Une femme admet qu'elle a poignardé son chat 20 fois «parce qu'elle était trop mignonne»

Une Australienne de 20 ans a poignardé son chat domestique 20 fois «parce qu'elle était trop mignonne», a déclaré un tribunal. Celina Paige Shead de Sydney a tué Ginger, 11 ans, avant de jeter le corps de l’animal par la fenêtre, déclarant plus tard aux procureurs qu’elle voulait «éliminer la vie» du félin, MailOnline rapports. Elle a depuis été emprisonnée pour le crime.



Shead avait déjà des problèmes avec la justice. Environ une semaine avant de tuer cruellement son chat, elle a été condamnée pour 30 chefs d'accusation sans rapport avec le même tribunal. Les accusations comprenaient des dommages matériels, des voies de fait, des lésions corporelles graves, une résistance à l'arrestation et des dizaines d'autres. Elle a été placée sous un ordre de correction intensive à la mort de Ginger.
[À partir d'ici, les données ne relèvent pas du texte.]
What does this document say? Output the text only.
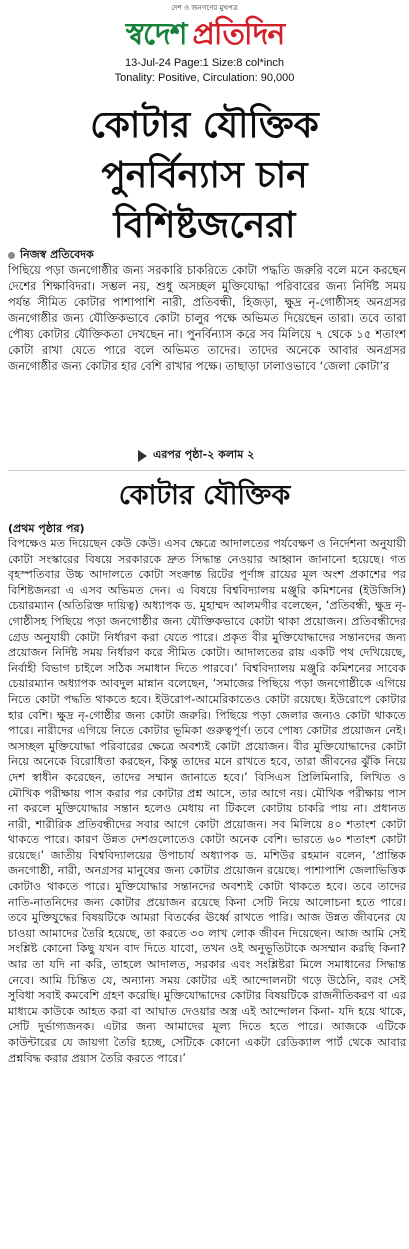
দেশ ও জনগণের মুখপত্র
স্বদেশ প্রতিদিন
13-Jul-24 Page:1 Size:8 col*inch
Tonality: Positive, Circulation: 90,000
কোটার যৌক্তিক
পুনর্বিন্যাস চান
বিশিষ্টজনেরা
নিজস্ব প্রতিবেদক
পিছিয়ে পড়া জনগোষ্ঠীর জন্য সরকারি চাকরিতে কোটা পদ্ধতি জরুরি বলে মনে করছেন দেশের শিক্ষাবিদরা। সম্ভল নয়, শুধু অসচ্ছল মুক্তিযোদ্ধা পরিবারের জন্য নির্দিষ্ট সময় পর্যন্ত সীমিত কোটার পাশাপাশি নারী, প্রতিবন্ধী, হিজড়া, ক্ষুদ্র নৃ-গোষ্ঠীসহ অনগ্রসর জনগোষ্ঠীর জন্য যৌক্তিকভাবে কোটা চালুর পক্ষে অভিমত দিয়েছেন তারা। তবে তারা পৌষ্য কোটার যৌক্তিকতা দেখছেন না। পুনর্বিন্যাস করে সব মিলিয়ে ৭ থেকে ১৫ শতাংশ কোটা রাখা যেতে পারে বলে অভিমত তাদের। তাদের অনেকে আবার অনগ্রসর জনগোষ্ঠীর জন্য কোটার হার বেশি রাখার পক্ষে। তাছাড়া ঢালাওভাবে ‘জেলা কোটা’র
এরপর পৃষ্ঠা-২ কলাম ২
কোটার যৌক্তিক
(প্রথম পৃষ্ঠার পর)
বিপক্ষেও মত দিয়েছেন কেউ কেউ। এসব ক্ষেত্রে আদালতের পর্যবেক্ষণ ও নির্দেশনা অনুযায়ী কোটা সংস্কারের বিষয়ে সরকারকে দ্রুত সিদ্ধান্ত নেওয়ার আহ্বান জানানো হয়েছে। গত বৃহস্পতিবার উচ্চ আদালতে কোটা সংক্রান্ত রিটের পূর্ণাঙ্গ রায়ের মূল অংশ প্রকাশের পর বিশিষ্টজনরা এ এসব অভিমত দেন। এ বিষয়ে বিশ্ববিদ্যালয় মঞ্জুরি কমিশনের (ইউজিসি) চেয়ারম্যান (অতিরিক্ত দায়িত্ব) অধ্যাপক ড. মুহাম্মদ আলমগীর বলেছেন, ‘প্রতিবন্ধী, ক্ষুদ্র নৃ-গোষ্ঠীসহ পিছিয়ে পড়া জনগোষ্ঠীর জন্য যৌক্তিকভাবে কোটা থাকা প্রয়োজন। প্রতিবন্ধীদের গ্রেড অনুযায়ী কোটা নির্ধারণ করা যেতে পারে। প্রকৃত বীর মুক্তিযোদ্ধাদের সন্তানদের জন্য প্রয়োজন নির্দিষ্ট সময় নির্ধারণ করে সীমিত কোটা। আদালতের রায় একটি পথ দেখিয়েছে, নির্বাহী বিভাগ চাইলে সঠিক সমাধান দিতে পারবে।’ বিশ্ববিদ্যালয় মঞ্জুরি কমিশনের সাবেক চেয়ারম্যান অধ্যাপক আবদুল মান্নান বলেছেন, ‘সমাজের পিছিয়ে পড়া জনগোষ্ঠীকে এগিয়ে নিতে কোটা পদ্ধতি থাকতে হবে। ইউরোপ-আমেরিকাতেও কোটা রয়েছে। ইউরোপে কোটার হার বেশি। ক্ষুদ্র নৃ-গোষ্ঠীর জন্য কোটা জরুরি। পিছিয়ে পড়া জেলার জন্যও কোটা থাকতে পারে। নারীদের এগিয়ে নিতে কোটার ভূমিকা গুরুত্বপূর্ণ। তবে পোষ্য কোটার প্রয়োজন নেই। অসচ্ছল মুক্তিযোদ্ধা পরিবারের ক্ষেত্রে অবশ্যই কোটা প্রয়োজন। বীর মুক্তিযোদ্ধাদের কোটা নিয়ে অনেকে বিরোধিতা করছেন, কিন্তু তাদের মনে রাখতে হবে, তারা জীবনের ঝুঁকি নিয়ে দেশ স্বাধীন করেছেন, তাদের সম্মান জানাতে হবে।’ বিসিএস প্রিলিমিনারি, লিখিত ও মৌখিক পরীক্ষায় পাস করার পর কোটার প্রশ্ন আসে, তার আগে নয়। মৌখিক পরীক্ষায় পাস না করলে মুক্তিযোদ্ধার সন্তান হলেও মেধায় না টিকলে কোটায় চাকরি পায় না। প্রধানত নারী, শারীরিক প্রতিবন্ধীদের সবার আগে কোটা প্রয়োজন। সব মিলিয়ে ৪০ শতাংশ কোটা থাকতে পারে। কারণ উন্নত দেশগুলোতেও কোটা অনেক বেশি। ভারতে ৬০ শতাংশ কোটা রয়েছে।’ জাতীয় বিশ্ববিদ্যালয়ের উপাচার্য অধ্যাপক ড. মশিউর রহমান বলেন, ‘প্রান্তিক জনগোষ্ঠী, নারী, অনগ্রসর মানুষের জন্য কোটার প্রয়োজন রয়েছে। পাশাপাশি জেলাভিত্তিক কোটাও থাকতে পারে। মুক্তিযোদ্ধার সন্তানদের অবশ্যই কোটা থাকতে হবে। তবে তাদের নাতি-নাতনিদের জন্য কোটার প্রয়োজন রয়েছে কিনা সেটি নিয়ে আলোচনা হতে পারে। তবে মুক্তিযুদ্ধের বিষয়টিকে আমরা বিতর্কের ঊর্ধ্বে রাখতে পারি। আজ উন্নত জীবনের যে চাওয়া আমাদের তৈরি হয়েছে, তা করতে ৩০ লাখ লোক জীবন দিয়েছেন। আজ আমি সেই সংশ্লিষ্ট কোনো কিছু যখন বাদ দিতে যাবো, তখন ওই অনুভূতিটাকে অসম্মান করছি কিনা? আর তা যদি না করি, তাহলে আদালত, সরকার এবং সংশ্লিষ্টরা মিলে সমাধানের সিদ্ধান্ত নেবে। আমি চিন্তিত যে, অন্যান্য সময় কোটার এই আন্দোলনটা গড়ে উঠেনি, বরং সেই সুবিধা সবাই কমবেশি গ্রহণ করেছি। মুক্তিযোদ্ধাদের কোটার বিষয়টিকে রাজনীতিকরণ বা এর মাধ্যমে কাউকে আহত করা বা আঘাত দেওয়ার অস্ত্র এই আন্দোলন কিনা- যদি হয়ে থাকে, সেটি দুর্ভাগ্যজনক। এটার জন্য আমাদের মূল্য দিতে হতে পারে। আজকে এটিকে কাউন্টারের যে জায়গা তৈরি হচ্ছে, সেটিকে কোনো একটা রেডিক্যাল পার্ট থেকে আবার প্রশ্নবিদ্ধ করার প্রয়াস তৈরি করতে পারে।’
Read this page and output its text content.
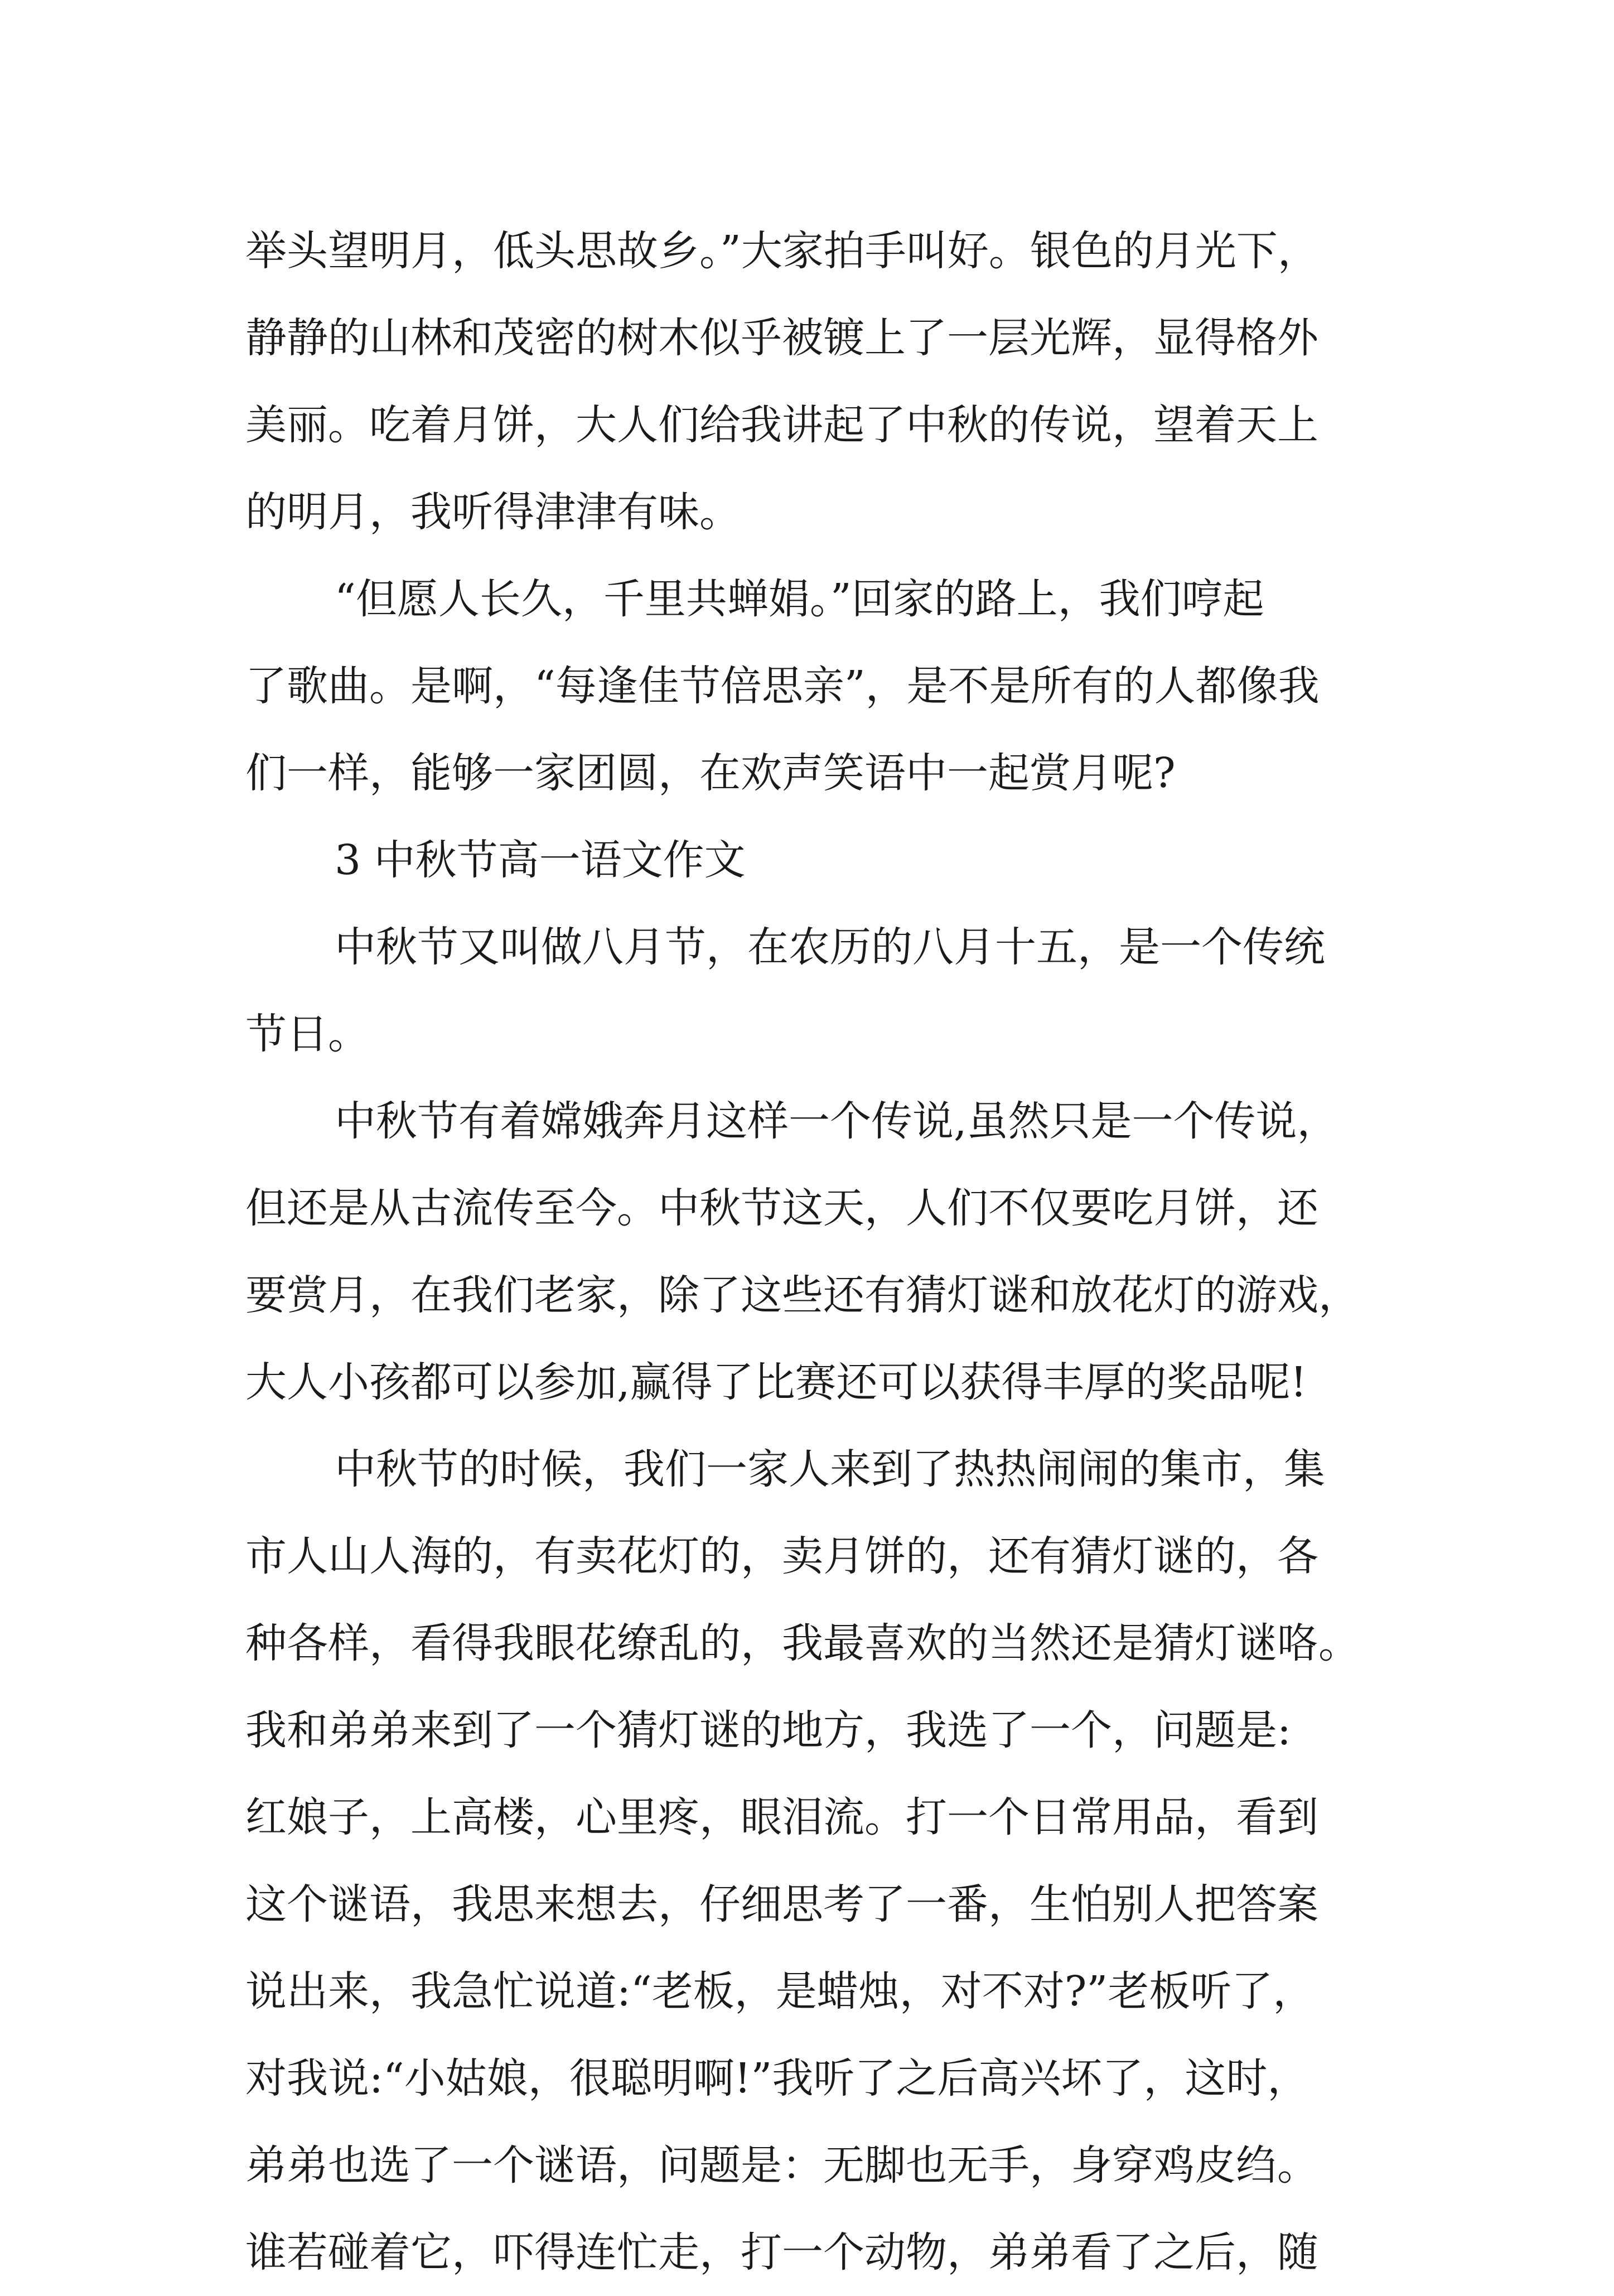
举头望明月，低头思故乡。”大家拍手叫好。银色的月光下，
静静的山林和茂密的树木似乎被镀上了一层光辉，显得格外
美丽。吃着月饼，大人们给我讲起了中秋的传说，望着天上
的明月，我听得津津有味。
“但愿人长久，千里共蝉娟。”回家的路上，我们哼起
了歌曲。是啊，“每逢佳节倍思亲”，是不是所有的人都像我
们一样，能够一家团圆，在欢声笑语中一起赏月呢?
3 中秋节高一语文作文
中秋节又叫做八月节，在农历的八月十五，是一个传统
节日。
中秋节有着嫦娥奔月这样一个传说,虽然只是一个传说，
但还是从古流传至今。中秋节这天，人们不仅要吃月饼，还
要赏月，在我们老家，除了这些还有猜灯谜和放花灯的游戏，
大人小孩都可以参加,赢得了比赛还可以获得丰厚的奖品呢!
中秋节的时候，我们一家人来到了热热闹闹的集市，集
市人山人海的，有卖花灯的，卖月饼的，还有猜灯谜的，各
种各样，看得我眼花缭乱的，我最喜欢的当然还是猜灯谜咯。
我和弟弟来到了一个猜灯谜的地方，我选了一个，问题是:
红娘子，上高楼，心里疼，眼泪流。打一个日常用品，看到
这个谜语，我思来想去，仔细思考了一番，生怕别人把答案
说出来，我急忙说道:“老板，是蜡烛，对不对?”老板听了，
对我说:“小姑娘，很聪明啊!”我听了之后高兴坏了，这时，
弟弟也选了一个谜语，问题是：无脚也无手，身穿鸡皮绉。
谁若碰着它，吓得连忙走，打一个动物，弟弟看了之后，随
Son voisin a appelé les services d'urgence. Après que Shead ait jeté le corps du chat du balcon, les autorités ont été appelées et Shead a été arrêtée dans son appartement à Dee Why. Elle a ensuite été emmenée à l'hôpital Northern Beaches pour une évaluation de sa santé mentale pour avoir été remise à la police. Un juge du tribunal local de Manly a refusé sa mise en liberté sous caution et l'a accusée de torture, d'avoir battu un animal à mort et d'avoir aggravé la cruauté envers les animaux.

Son père a révélé qu'elle avait des antécédents de problèmes de santé mentale. Bien que ce ne soit pas difficile à comprendre, cela rend d'autant plus probable qu'elle doit être placée sous garde pour l'empêcher de se faire du mal ou de se faire du mal à autrui à l'avenir. Quiconque pourrait tuer un animal de compagnie bien-aimé de la famille d'une manière aussi violente et sans cœur pourrait facilement dégénérer en tuer des êtres humains.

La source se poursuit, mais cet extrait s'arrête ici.